Whistle Stop Cafe owner Christopher Scott, with his sister Melodie, said he will defy Friday’s sit-down dining ban and says other eatery owners, fed up with health restrictions, have told him they are doing the same. (File photo by Advocate staff)

Whistle Stop Cafe owner Christopher Scott, with his sister Melodie, said he will defy Friday’s sit-down dining ban and says other eatery owners, fed up with health restrictions, have told him they are doing the same. (File photo by Advocate staff)

Restaurateurs defying health restrictions say more eateries joining in

Sit-down dining prohibited after noon on Friday

Restaurant owners who defied previous COVID-19 dine-in health bans say many others are joining their cause as regulations tighten once again.

Christopher Scott owner of Mirror’s Whistle Stop Cafe, has been a vocal opponent of previous health regulations banning in-person dining and is not backing down this time either.

On Tuesday, Premier Jason Kenney announced the province was reverting back to Step 1 of his reopening plan because of a surge of new cases, including a particularly troubling increase in the number of the more contagious virus variants. Starting Friday at noon, in-person dining at restaurants except on patios will be prohibited.

Scott said his cellphone and social media blew up after Kenney made his announcement of tougher health measures.

“In the last 24 hours, I’ve gotten probably 500 messages,” he said on Wednesday morning.

Many of those contacting him are other eatery owners asking about his experiences staying open earlier this year and seeking advice on what to do.

“Now, a lot of these places are in the same position I was, where if they close they’re done.”

Scott’s battle against what he sees as overly restrictive and ineffective health measures led to him being slapped with closure orders. He was also charged with disobeying the Public Health Act, a case that will return to Stettler provincial court on April 22.

Scott said he is planning to hold the “biggest spectacle of a protest that Alberta’s ever seen” at his cafe sometime in the near future. He is keeping details quiet for now so as not to tip off the authorities.

“It’s going to be a surprise because I don’t particularly want to have a blockade of police cars here. I know they padlocked Grace Life Church and they’re really doubling down on their enforcement.

“I’m pretty stressed about that.
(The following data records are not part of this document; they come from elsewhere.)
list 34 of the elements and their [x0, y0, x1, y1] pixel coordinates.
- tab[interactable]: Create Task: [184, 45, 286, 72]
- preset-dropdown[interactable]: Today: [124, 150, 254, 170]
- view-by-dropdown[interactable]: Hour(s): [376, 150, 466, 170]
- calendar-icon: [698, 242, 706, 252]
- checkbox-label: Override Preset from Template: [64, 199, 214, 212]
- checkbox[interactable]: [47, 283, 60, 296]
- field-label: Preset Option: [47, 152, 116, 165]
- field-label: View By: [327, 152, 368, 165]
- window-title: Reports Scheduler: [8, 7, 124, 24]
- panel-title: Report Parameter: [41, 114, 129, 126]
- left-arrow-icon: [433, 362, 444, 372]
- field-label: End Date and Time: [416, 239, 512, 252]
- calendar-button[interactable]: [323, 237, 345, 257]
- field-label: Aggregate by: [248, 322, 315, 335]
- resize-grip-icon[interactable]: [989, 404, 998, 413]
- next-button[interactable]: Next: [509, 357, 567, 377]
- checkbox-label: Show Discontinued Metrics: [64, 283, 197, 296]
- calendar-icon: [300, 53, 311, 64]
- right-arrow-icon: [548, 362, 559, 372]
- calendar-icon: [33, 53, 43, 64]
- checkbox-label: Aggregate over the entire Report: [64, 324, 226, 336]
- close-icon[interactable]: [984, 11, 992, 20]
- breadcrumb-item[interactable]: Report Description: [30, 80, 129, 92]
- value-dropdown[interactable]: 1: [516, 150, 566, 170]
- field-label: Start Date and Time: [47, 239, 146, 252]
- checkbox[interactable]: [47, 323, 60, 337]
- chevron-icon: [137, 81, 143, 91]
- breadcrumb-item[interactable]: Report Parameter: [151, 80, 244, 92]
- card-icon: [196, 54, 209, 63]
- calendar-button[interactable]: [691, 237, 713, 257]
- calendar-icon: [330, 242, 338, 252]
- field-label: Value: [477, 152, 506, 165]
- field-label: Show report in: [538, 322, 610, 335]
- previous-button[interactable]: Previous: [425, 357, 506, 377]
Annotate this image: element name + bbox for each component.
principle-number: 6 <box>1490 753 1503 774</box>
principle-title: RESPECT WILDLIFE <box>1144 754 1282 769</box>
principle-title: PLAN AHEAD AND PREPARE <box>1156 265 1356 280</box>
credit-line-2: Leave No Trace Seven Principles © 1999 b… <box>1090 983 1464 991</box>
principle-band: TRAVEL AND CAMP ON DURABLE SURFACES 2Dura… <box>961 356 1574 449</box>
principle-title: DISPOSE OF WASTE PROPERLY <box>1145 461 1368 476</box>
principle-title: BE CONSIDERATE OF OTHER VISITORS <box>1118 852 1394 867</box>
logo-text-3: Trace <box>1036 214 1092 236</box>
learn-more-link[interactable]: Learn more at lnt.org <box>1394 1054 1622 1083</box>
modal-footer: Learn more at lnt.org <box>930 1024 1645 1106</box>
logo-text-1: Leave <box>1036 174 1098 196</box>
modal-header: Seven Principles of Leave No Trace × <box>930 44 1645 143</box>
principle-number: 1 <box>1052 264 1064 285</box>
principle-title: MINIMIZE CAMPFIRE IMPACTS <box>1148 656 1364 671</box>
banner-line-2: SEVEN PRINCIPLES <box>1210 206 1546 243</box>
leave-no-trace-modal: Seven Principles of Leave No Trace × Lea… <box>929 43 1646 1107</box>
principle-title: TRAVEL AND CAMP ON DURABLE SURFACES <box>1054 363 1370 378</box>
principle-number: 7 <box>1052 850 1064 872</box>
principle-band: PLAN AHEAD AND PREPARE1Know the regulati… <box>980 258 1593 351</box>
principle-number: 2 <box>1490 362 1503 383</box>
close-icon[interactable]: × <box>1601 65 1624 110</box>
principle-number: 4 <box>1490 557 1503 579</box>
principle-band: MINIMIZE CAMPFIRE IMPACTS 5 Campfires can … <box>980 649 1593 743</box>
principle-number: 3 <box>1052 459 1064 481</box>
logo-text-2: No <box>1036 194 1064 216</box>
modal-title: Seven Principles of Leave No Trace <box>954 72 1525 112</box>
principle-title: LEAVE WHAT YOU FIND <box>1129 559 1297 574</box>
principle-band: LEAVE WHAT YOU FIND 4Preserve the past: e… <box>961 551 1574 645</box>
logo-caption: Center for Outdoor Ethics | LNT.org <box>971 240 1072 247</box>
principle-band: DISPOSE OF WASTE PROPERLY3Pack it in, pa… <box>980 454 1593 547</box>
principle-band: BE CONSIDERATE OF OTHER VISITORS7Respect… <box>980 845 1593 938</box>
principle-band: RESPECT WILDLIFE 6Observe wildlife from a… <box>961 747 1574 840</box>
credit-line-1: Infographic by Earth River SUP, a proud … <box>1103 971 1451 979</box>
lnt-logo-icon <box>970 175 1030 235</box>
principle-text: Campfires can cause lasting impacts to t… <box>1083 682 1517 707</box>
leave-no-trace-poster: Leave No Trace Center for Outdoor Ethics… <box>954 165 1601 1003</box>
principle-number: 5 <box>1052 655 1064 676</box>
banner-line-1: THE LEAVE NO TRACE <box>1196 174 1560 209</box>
I have a feeling they’re going to try to hit us hard.”

Grace Life Church, in Parkland County west of Edmonton, was shut down earlier this week for repeatedly defying occupancy limits for services.

Scott is critical of the government’s financial support programs, saying many have been unable to tap into funding. Scott said he received some wage subsidy help last year, but will have to pay some back because he did not meet a financial threshold.

He and many business owners are paying staff out of their own pockets to stay open, he said.

Premier Jason Kenney was asked about business pandemic support on Thursday. He said the government had given out more than $500 million in three separate rounds, and a fourth round of support for businesses hit hardest by the latest restrictions, will be coming out soon.

Scott feels he has taken reasonable steps to protect his customers. Separation distances are maintained, and single-use plates, utensils and menus are used.

“All of the things that make sense and are sustainable, we’re doing,” he said. “We’re not throwing caution to the wind.”

Red Deer’s Mom’s Diner owner Wesley Langlois also intends to keep serving customers in his ’50s-style restaurant in West Park.

“We’re going to stay open with the rest of them. I’m hoping a lot more are going to follow suit,” he said.

“But after watching what’s going on with Grace Life Church, it makes it kind of scary.”

“There’s big risk, but the community needs somewhere to go. It’s about that as well as keeping your business alive.”

Like Scott, Langlois immediately heard from supporters after Kenney’s announcement.

“We had people already calling to make reservations from Calgary and Edmonton for the weekend. The support is massive.”

Among those reaching out to him were restaurant owners in Olds and Sundre who were considering not closing down this time although they had previously.

Langlois, who also has a case before the courts, is open to other options than defying regulations again. He is trying to find a tent that he could put in the parking lot near his cafe to offer outside dining, which is allowed.

A number of other central Alberta restaurants have also told customers via social media that they plan to remain serving indoors despite the ban including: Tasty Thai in Olds and Sundre, and Tracks Pub and Our Flames Restaurant and Lounge, both in Olds.